Indeed, I suppose it's testament to my appreciation of True Colors that the first thing I did after finishing it was to play it again; you can easily get close to thirty hours of gameplay out of two complete run-throughs if you take your time, and given how much dialogue there is that can only be seen on one play-through or another this definitely pays off. That was more or less what I did with both the original Life is Strange and Before the Storm as well, although I've only played Life is Strange 2 through once; I found it too dark to want to repeat. The game almost certainly is too expensive for the amount of "content" in it, and the fact that the Steph DLC (unreleased at time of writing) requires an additional payment.
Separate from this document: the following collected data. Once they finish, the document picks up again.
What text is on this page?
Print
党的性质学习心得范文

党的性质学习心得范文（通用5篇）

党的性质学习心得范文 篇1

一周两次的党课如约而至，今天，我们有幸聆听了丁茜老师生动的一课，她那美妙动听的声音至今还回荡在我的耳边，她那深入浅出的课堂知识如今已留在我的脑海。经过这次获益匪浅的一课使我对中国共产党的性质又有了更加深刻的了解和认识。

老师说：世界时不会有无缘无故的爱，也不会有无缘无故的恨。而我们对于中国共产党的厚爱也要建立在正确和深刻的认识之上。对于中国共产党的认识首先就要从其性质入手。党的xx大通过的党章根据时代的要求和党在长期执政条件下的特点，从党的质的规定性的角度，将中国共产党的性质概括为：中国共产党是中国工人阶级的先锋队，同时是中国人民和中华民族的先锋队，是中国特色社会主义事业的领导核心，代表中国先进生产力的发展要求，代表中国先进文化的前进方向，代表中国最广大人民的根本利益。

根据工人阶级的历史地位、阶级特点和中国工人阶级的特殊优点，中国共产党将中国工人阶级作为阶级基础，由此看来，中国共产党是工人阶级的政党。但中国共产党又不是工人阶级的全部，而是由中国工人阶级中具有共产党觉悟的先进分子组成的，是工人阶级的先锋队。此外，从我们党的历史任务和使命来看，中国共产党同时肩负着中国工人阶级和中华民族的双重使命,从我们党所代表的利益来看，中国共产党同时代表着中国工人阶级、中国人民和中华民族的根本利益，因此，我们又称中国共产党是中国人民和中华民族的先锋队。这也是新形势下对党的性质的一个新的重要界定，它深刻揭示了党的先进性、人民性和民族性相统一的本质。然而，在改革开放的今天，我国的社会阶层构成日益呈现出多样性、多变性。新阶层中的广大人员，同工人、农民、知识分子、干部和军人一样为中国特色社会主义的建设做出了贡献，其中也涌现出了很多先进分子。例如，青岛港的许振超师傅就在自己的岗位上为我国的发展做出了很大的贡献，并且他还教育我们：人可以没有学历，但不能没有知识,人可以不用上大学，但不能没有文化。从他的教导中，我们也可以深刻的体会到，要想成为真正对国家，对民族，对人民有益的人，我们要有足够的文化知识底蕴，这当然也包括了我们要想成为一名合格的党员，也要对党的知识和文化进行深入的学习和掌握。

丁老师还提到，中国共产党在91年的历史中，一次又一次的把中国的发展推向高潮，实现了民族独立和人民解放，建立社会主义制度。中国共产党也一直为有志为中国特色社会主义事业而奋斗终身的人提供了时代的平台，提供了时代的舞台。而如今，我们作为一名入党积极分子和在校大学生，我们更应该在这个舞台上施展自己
But while I don't expect a Life is Strange game to offer the "40 hours of gameplay" that seems to have become de rigueur among a lot of AAA video game players, I do wonder if it's time for the franchise to step up into a more 25-ish hour base game experience with more of the slice-of-life stuff that clearly a very large part of its target market is in for. I don't know, really. A lot of story-based games aren't actually that long. Is True Colors really as short as people are saying, or does time just fly when you're getting to pretend that you have feelings?